The argument of petitioner that since the lawyer handling her case was sick during the time the appeal should
have been promptly filed, the procedural rules on appeal should be liberally construed in her favor so as not to
deny her due process, cannot be given credence. Firstly, petitioner's counsel on record is the law firm itself and
not only one of its lawyers. If the lawyer who was assigned to handle the case became physically incapable to
attend to it, then it is the duty and responsibility of the law firm, being the counsel on record, to be vigilant of the
developments of its clients' cases. Secondly, the right to appeal is neither a natural right nor part of due process. It
is a statutory right and not a constitutional right (Tropical Homes Inc. v. National Housing Authority, No. L-48672,
July 31, 1987, 152 SCRA 540; Victorias Milling v. Office of Presidential Assistant for Legal Affairs, No. 73705,
August 27, 1987, 153 SCRA 317). Although this Court had allowed the filing of appeal in some cases where a
stringent application of the rules would have denied it, this liberal practice is done only when it would serve the
demands of substantial justice and in the exercise of the court's equity jurisdiction. When the petitioner's case is
unmeritorious, as in the case at bar, the relaxation of the rules shall not be allowed.
This brings us to the second issue raised by petitioner as to the amount of death benefits to which she is entitled.

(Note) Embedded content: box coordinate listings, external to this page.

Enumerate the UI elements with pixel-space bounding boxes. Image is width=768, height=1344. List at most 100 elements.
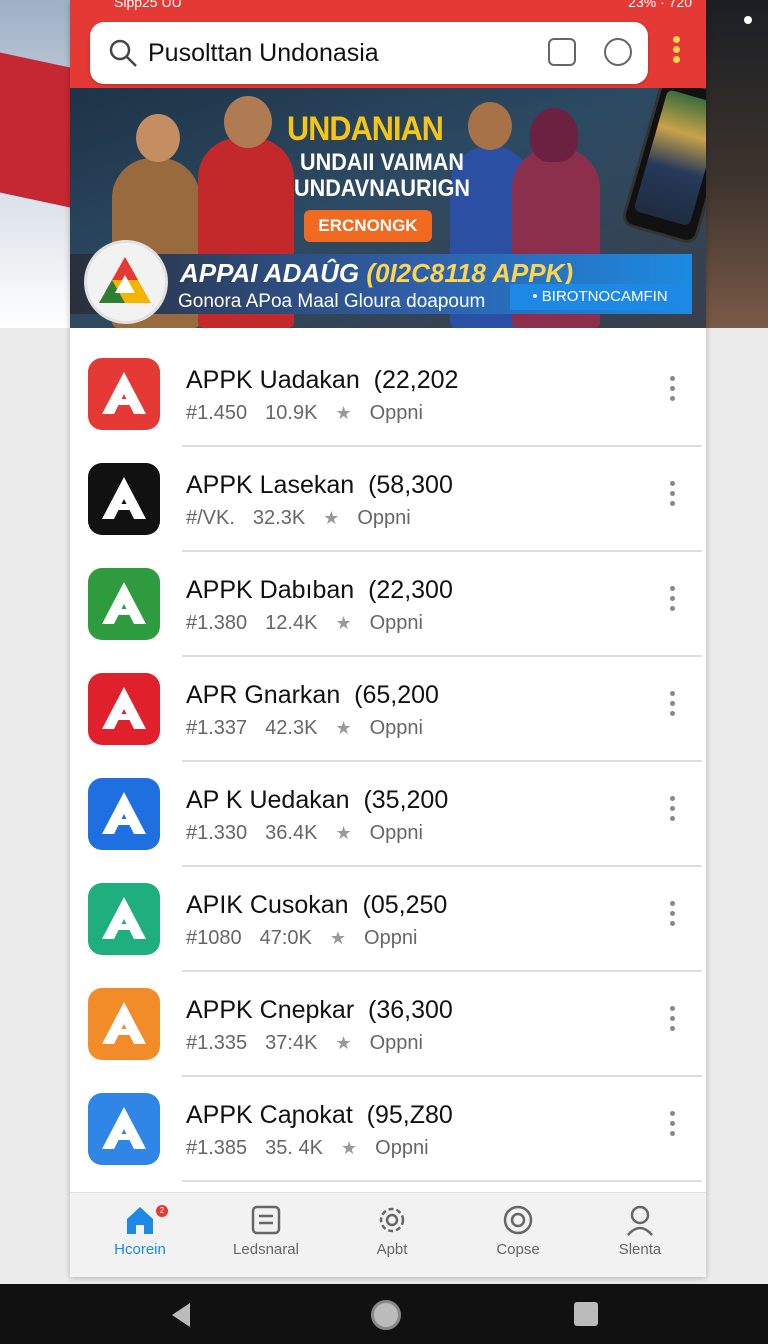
list-item[interactable]: APPK Dabıban (22,300 #1.380 12.4K ★ Oppni: [70, 552, 706, 657]
list-icon: [251, 1205, 281, 1235]
star-icon: ★: [335, 718, 352, 738]
app-downloads: 10.9K: [265, 402, 318, 424]
banner-subtitle: UNDAII VAIMAN UNDAVNAURIGN: [294, 150, 470, 202]
app-list: APPK Uadakan (22,202 #1.450 10.9K ★ Oppni APP…: [70, 342, 706, 1192]
home-button-icon[interactable]: [371, 1300, 401, 1330]
list-item[interactable]: APPK Caɲokat (95,Z80 #1.385 35. 4K ★ Oppni: [70, 1077, 706, 1182]
promo-banner[interactable]: UNDANIAN UNDAII VAIMAN UNDAVNAURIGN ERCN…: [70, 88, 706, 328]
more-options-icon[interactable]: [670, 691, 678, 721]
nav-home-label: Hcorein: [114, 1241, 166, 1258]
banner-person-2-head: [224, 96, 272, 148]
banner-headline-white: APPAI ADAÛG: [180, 258, 367, 288]
app-count: (95,Z80: [366, 1101, 453, 1129]
app-icon[interactable]: [88, 1093, 160, 1165]
overflow-menu-icon[interactable]: [673, 36, 683, 68]
list-item[interactable]: APPK Cnepkar (36,300 #1.335 37:4K ★ Oppni: [70, 972, 706, 1077]
app-meta: #1.337 42.3K ★ Oppni: [186, 717, 441, 740]
star-icon: ★: [323, 508, 340, 528]
more-options-icon[interactable]: [670, 481, 678, 511]
status-bar: Sipp25 UU 23% · 720: [70, 0, 706, 14]
banner-logo-icon: [84, 240, 168, 324]
star-icon: ★: [335, 1033, 352, 1053]
app-rank: #1.450: [186, 402, 248, 424]
app-icon[interactable]: [88, 673, 160, 745]
more-options-icon[interactable]: [670, 586, 678, 616]
more-options-icon[interactable]: [670, 376, 678, 406]
star-icon: ★: [329, 928, 347, 948]
nav-profile[interactable]: Slenta: [578, 1203, 702, 1273]
app-tag: Oppni: [357, 507, 411, 529]
app-name: APPK Lasekan (58,300: [186, 471, 453, 499]
top-bar: Sipp25 UU 23% · 720 Pusolttan Undonasia: [70, 0, 706, 88]
app-icon[interactable]: [88, 568, 160, 640]
list-item[interactable]: AP K Uedakan (35,200 #1.330 36.4K ★ Oppni: [70, 762, 706, 867]
voice-search-icon[interactable]: [548, 38, 576, 66]
person-icon: [627, 1205, 653, 1236]
banner-person-4-head: [530, 108, 578, 162]
star-icon: ★: [335, 823, 352, 843]
app-count: (05,250: [362, 891, 448, 919]
search-bar[interactable]: Pusolttan Undonasia: [90, 22, 648, 84]
more-options-icon[interactable]: [670, 1111, 678, 1141]
banner-subtitle-line1: UNDAII VAIMAN: [300, 149, 465, 176]
app-meta: #1.385 35. 4K ★ Oppni: [186, 1137, 447, 1160]
list-item[interactable]: APR Gnarkan (65,200 #1.337 42.3K ★ Oppni: [70, 657, 706, 762]
app-name: AP K Uedakan (35,200: [186, 786, 449, 814]
list-item[interactable]: APIK Cusokan (05,250 #1080 47:0K ★ Oppni: [70, 867, 706, 972]
home-icon: [127, 1207, 153, 1234]
nav-compass-label: Copse: [496, 1241, 540, 1258]
star-icon: ★: [335, 403, 352, 423]
nav-list[interactable]: Ledsnaral: [204, 1203, 328, 1273]
nav-settings-label: Apbt: [376, 1241, 408, 1258]
banner-button[interactable]: ERCNONGK: [304, 210, 432, 242]
star-icon: ★: [341, 1138, 358, 1158]
nav-compass[interactable]: Copse: [456, 1203, 580, 1273]
app-tag: Oppni: [369, 717, 423, 739]
app-name: APPK Dabıban (22,300: [186, 576, 453, 604]
app-icon[interactable]: [88, 988, 160, 1060]
app-rank: #1.335: [186, 1032, 248, 1054]
app-downloads: 37:4K: [265, 1032, 318, 1054]
app-name: APIK Cusokan (05,250: [186, 891, 448, 919]
search-icon: [109, 39, 137, 67]
history-icon[interactable]: [604, 38, 632, 66]
app-name: APPK Caɲokat (95,Z80: [186, 1101, 453, 1129]
app-tag: Oppni: [369, 402, 423, 424]
list-item[interactable]: APPK Lasekan (58,300 #/VK. 32.3K ★ Oppni: [70, 447, 706, 552]
app-icon[interactable]: [88, 778, 160, 850]
flag-decoration: [0, 52, 70, 208]
nav-settings[interactable]: Apbt: [330, 1203, 454, 1273]
status-right: 23% · 720: [628, 0, 692, 10]
app-tag: Oppni: [369, 1032, 423, 1054]
app-meta: #/VK. 32.3K ★ Oppni: [186, 507, 429, 530]
app-name: APPK Cnepkar (36,300: [186, 996, 453, 1024]
app-rank: #1.330: [186, 822, 248, 844]
nav-list-label: Ledsnaral: [233, 1241, 299, 1258]
app-icon[interactable]: [88, 358, 160, 430]
list-item[interactable]: APPK Uadakan (22,202 #1.450 10.9K ★ Oppni: [70, 342, 706, 447]
app-downloads: 32.3K: [252, 507, 306, 529]
search-input[interactable]: Pusolttan Undonasia: [148, 39, 379, 68]
status-left: Sipp25 UU: [114, 0, 182, 10]
banner-chip[interactable]: • BIROTNOCAMFIN: [510, 284, 690, 310]
app-name: APPK Uadakan (22,202: [186, 366, 459, 394]
app-count: (22,202: [373, 366, 459, 394]
recent-apps-icon[interactable]: [574, 1302, 598, 1326]
app-count: (35,200: [363, 786, 449, 814]
back-icon[interactable]: [170, 1302, 192, 1328]
more-options-icon[interactable]: [670, 796, 678, 826]
more-options-icon[interactable]: [670, 901, 678, 931]
app-meta: #1.330 36.4K ★ Oppni: [186, 822, 441, 845]
app-icon[interactable]: [88, 463, 160, 535]
app-meta: #1.450 10.9K ★ Oppni: [186, 402, 441, 425]
app-icon[interactable]: [88, 883, 160, 955]
app-tag: Oppni: [369, 612, 423, 634]
divider: [182, 1180, 702, 1182]
nav-home[interactable]: 2 Hcorein: [78, 1203, 202, 1273]
app-downloads: 47:0K: [259, 927, 312, 949]
star-icon: ★: [335, 613, 352, 633]
more-options-icon[interactable]: [670, 1006, 678, 1036]
app-count: (58,300: [368, 471, 453, 499]
nav-profile-label: Slenta: [618, 1241, 662, 1258]
banner-person-1-head: [136, 114, 180, 162]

Petitioner submits that she is entitled to the amount of P220,000.00 as death benefits, based on the Standard
Format which became effective in 1984.
The rule is settled that the material date in determining the amount of death compensation benefits is the date of
death of the seaman, not the amount provided by law at the time of payment (Imperial Victory Shipping Agency v.

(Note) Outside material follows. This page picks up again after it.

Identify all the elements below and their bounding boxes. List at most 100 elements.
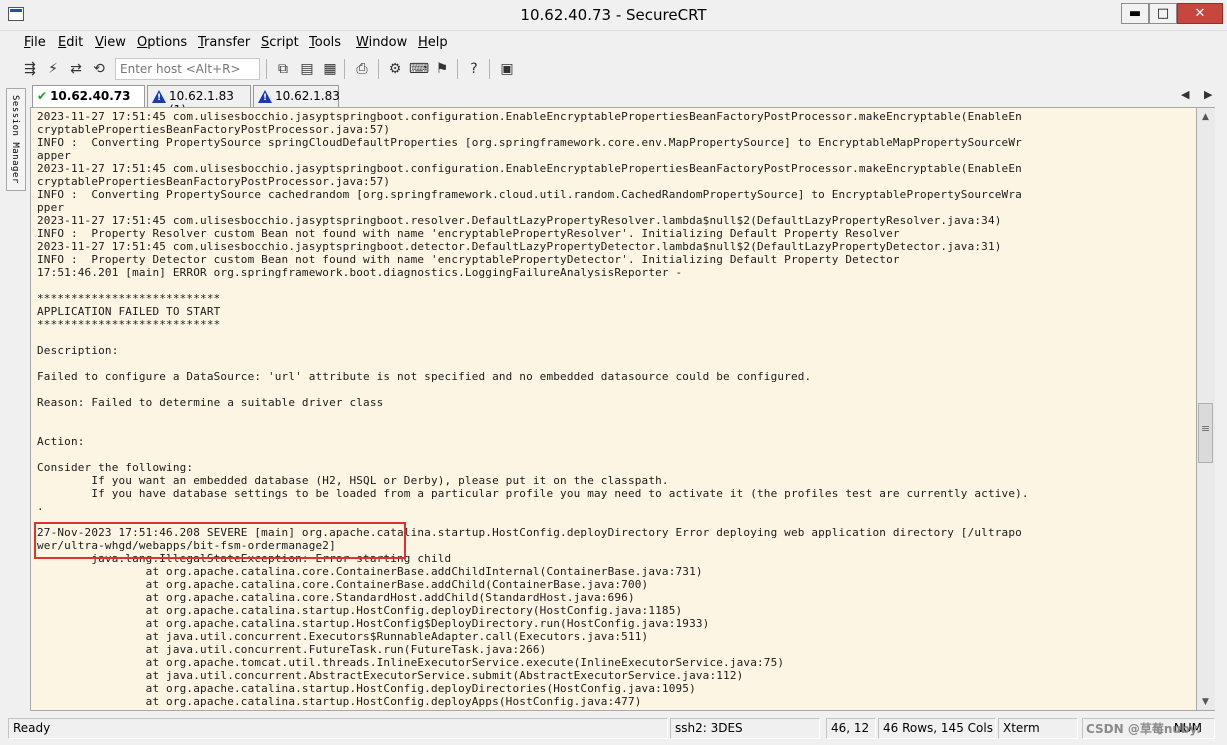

NLRC, et al., G.R. No. 84672, August 5, 1991). In the case at bar, the amount pegged under the Standard Format
at the time of the seaman's death which was computed by the POEA as P12,000.00 as death benefits and the
peso equivalent of US $500.00 as compensation for loss of personal effects, should be the amount awarded to
petitioner and not the amount provided for in the new Standard Format which took effect after the death of
petitioner's husband. Besides, the delay in the recovery of the death compensation benefits is attributable to
petitioner and not to respondent corporation (Imperial Victory Shipping Agency v. NLRC, supra).
ACCORDINGLY, the petition is DISMISSED and the resolution of respondent National Labor Relations Commission
dated October 23, 1985 is hereby AFFIRMED.
SO ORDERED.
Narvasa, CJ., Cruz and Grio-Aquino, JJ., concur.